I don’t actually live in Santa Fe. My house is outside of city limits on a dirt road. I went running last night, a little past midnight. No moon, only stars, and there’s no streetlights out here, so it was darker than a communist conspiracy. I’m not a runner, but I start missing New Mexico before I leave it, and I felt the overwhelming need to stake out my turf, to make sure I still owned the hills and arroyos, and the thin air and parched piñons still belonged to me.
I learned how to ride a bike in the dark during inky summer nights at Ghost Ranch. Dodging unseen obstacles wasn't the hard part, it was learning to make peace with my mind…in the dark, every half-seen clump of bushes concealed a rattlesnake or an axe murderer. Nothing scares me quite like groping through a dark night does. It creates a familiar feeling of utter panic...my throat tightens, my veins sing with adrenaline, and my my pounding heart leaks out my ears. After a while, it becomes addicting. How long can I skate on the edge of my fears?

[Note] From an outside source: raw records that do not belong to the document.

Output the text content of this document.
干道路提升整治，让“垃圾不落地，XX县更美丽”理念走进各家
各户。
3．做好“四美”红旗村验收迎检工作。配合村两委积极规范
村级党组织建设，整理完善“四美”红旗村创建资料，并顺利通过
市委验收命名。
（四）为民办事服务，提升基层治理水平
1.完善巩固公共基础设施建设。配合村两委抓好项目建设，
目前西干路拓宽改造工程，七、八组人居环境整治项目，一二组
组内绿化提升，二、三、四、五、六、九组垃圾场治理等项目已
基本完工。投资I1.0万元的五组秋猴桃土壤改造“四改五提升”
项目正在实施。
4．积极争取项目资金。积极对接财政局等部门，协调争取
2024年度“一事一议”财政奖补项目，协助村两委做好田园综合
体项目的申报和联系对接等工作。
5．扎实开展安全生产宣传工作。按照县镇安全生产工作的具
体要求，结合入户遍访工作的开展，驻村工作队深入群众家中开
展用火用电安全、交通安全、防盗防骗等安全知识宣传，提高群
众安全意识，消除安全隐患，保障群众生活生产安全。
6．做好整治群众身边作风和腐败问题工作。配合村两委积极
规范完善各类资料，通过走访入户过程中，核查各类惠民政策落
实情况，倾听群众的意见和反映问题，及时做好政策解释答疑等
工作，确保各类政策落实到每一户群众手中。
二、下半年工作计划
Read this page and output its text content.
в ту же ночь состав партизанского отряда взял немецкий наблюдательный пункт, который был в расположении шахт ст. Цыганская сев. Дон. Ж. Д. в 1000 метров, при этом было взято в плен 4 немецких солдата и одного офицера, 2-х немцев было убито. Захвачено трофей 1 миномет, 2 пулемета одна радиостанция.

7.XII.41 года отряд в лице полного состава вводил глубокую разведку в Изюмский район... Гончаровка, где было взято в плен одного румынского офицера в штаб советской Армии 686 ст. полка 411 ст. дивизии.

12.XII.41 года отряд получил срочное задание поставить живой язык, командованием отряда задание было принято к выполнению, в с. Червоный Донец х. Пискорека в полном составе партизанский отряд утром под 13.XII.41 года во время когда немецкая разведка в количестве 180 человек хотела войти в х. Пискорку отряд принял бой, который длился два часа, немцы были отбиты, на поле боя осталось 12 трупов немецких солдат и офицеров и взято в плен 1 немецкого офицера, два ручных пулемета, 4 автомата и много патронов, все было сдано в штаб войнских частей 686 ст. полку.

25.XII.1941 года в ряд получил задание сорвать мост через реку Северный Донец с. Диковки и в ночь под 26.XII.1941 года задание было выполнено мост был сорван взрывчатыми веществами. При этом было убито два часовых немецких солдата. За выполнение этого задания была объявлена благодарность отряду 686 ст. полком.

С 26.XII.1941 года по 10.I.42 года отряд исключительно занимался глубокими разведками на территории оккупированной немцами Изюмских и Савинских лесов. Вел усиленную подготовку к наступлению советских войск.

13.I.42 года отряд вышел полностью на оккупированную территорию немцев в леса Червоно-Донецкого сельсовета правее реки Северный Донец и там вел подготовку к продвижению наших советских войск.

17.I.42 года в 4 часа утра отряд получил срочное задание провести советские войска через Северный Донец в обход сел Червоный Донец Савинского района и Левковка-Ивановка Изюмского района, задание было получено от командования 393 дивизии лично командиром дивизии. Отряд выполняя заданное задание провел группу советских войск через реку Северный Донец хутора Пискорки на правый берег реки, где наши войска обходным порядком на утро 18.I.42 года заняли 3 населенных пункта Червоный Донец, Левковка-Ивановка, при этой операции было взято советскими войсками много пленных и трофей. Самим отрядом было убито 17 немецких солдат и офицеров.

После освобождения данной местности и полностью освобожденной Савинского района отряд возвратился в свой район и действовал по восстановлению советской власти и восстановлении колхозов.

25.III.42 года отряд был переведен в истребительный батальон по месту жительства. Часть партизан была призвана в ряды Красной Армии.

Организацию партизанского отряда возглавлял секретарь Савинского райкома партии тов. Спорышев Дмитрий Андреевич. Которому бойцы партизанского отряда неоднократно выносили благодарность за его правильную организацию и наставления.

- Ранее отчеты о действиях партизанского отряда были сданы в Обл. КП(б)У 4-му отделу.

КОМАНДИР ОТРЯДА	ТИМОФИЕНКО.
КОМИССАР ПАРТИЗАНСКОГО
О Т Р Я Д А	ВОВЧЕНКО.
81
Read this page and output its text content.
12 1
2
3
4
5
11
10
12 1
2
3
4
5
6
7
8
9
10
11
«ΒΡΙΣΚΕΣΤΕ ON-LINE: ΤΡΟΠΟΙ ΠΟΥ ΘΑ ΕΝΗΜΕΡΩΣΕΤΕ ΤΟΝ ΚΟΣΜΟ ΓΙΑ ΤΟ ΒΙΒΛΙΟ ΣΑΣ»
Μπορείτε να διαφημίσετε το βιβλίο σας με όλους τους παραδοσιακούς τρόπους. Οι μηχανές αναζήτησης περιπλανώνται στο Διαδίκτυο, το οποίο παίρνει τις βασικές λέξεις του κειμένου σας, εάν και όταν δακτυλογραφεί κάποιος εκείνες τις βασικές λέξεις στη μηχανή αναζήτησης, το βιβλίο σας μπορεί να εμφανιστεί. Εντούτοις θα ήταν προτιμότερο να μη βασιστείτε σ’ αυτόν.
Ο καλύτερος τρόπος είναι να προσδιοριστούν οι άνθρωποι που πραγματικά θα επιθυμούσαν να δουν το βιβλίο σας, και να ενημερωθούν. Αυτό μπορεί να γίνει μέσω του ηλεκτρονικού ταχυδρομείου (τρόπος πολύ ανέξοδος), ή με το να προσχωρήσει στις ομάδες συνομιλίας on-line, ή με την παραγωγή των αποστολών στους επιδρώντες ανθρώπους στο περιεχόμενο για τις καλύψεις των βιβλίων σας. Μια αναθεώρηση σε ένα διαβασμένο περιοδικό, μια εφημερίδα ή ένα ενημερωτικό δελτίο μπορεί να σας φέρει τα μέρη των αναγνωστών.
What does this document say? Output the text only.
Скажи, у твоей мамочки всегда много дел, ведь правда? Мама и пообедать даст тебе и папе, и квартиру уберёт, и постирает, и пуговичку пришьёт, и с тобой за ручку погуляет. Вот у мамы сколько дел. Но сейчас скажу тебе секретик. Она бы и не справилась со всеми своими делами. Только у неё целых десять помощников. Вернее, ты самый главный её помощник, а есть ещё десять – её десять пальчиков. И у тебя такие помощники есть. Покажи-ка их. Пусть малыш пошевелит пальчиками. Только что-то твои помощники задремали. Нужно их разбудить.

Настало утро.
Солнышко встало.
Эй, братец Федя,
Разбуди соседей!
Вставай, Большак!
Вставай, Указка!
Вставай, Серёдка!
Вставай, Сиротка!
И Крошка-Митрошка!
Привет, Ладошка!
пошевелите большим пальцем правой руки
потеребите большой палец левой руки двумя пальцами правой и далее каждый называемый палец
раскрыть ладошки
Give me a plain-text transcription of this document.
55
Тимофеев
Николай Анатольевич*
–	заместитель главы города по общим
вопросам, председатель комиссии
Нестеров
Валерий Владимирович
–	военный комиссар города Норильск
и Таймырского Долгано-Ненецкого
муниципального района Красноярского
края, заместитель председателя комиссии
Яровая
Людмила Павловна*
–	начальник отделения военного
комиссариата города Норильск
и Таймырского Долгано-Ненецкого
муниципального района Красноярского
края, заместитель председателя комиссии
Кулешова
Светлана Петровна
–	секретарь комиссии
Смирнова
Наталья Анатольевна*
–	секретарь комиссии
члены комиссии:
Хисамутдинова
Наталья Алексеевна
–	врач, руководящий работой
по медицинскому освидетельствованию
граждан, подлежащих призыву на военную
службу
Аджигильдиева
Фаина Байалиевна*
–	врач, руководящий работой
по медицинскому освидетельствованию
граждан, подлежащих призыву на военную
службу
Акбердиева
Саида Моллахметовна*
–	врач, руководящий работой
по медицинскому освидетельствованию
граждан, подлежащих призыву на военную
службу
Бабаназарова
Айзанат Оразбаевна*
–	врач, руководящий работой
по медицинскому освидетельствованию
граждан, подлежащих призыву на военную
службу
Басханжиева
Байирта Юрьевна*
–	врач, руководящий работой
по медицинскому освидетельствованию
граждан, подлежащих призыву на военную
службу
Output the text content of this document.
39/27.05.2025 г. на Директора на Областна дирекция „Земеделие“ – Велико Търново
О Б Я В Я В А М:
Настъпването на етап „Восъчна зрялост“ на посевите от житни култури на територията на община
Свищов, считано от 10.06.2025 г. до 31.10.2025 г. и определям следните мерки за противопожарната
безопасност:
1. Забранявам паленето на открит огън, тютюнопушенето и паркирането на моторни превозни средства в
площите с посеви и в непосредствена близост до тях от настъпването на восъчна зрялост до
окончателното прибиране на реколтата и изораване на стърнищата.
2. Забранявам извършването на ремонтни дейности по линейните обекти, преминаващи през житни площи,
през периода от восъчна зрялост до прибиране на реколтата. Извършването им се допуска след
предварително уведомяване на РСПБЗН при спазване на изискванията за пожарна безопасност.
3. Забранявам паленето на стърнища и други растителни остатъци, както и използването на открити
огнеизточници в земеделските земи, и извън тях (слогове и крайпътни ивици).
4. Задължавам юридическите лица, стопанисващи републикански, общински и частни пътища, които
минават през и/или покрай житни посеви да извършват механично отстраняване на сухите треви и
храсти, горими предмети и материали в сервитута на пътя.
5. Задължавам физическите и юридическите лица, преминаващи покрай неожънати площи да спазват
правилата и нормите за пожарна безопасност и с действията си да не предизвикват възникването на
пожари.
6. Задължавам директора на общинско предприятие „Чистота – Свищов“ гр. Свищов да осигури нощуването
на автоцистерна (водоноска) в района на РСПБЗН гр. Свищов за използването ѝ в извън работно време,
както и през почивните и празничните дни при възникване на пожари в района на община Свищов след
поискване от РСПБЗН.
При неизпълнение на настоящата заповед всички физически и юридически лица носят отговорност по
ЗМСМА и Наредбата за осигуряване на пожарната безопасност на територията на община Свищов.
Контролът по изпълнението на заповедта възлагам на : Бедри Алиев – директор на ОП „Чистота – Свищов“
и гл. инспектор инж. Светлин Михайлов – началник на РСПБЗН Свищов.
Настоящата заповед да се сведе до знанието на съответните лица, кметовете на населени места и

Last night, I found myself running nearly blind, feeling the road and watching the stars. I felt enormously vulnerable because I could barely see and mind kept creating lurking monsters. My feet thumping against the dirt seemed like the only sound in the world, and I felt so loud. I couldn't help imagining people sitting up in bed as I thumped by. I heard some dogs barking maniacally in the distance, and I realized that there were three of them and I would soon be running right past them. I could see them leaping over the fence, coming to tear my throat out in the dark. Then my runner's high kicked in and my head exploded with euphoria. It dawned on me that they were barking because they were afraid of me, this thumping, shadowy monster that was barrelling down their road past midnight, and if they dared jump over that fence, I would just rip their effing throats out.
Sounds silly in retrospect, right? The point is...in that moment it was razor clear that I have nothing to fear in the world because the whole world is fearful. Thailand, here I come.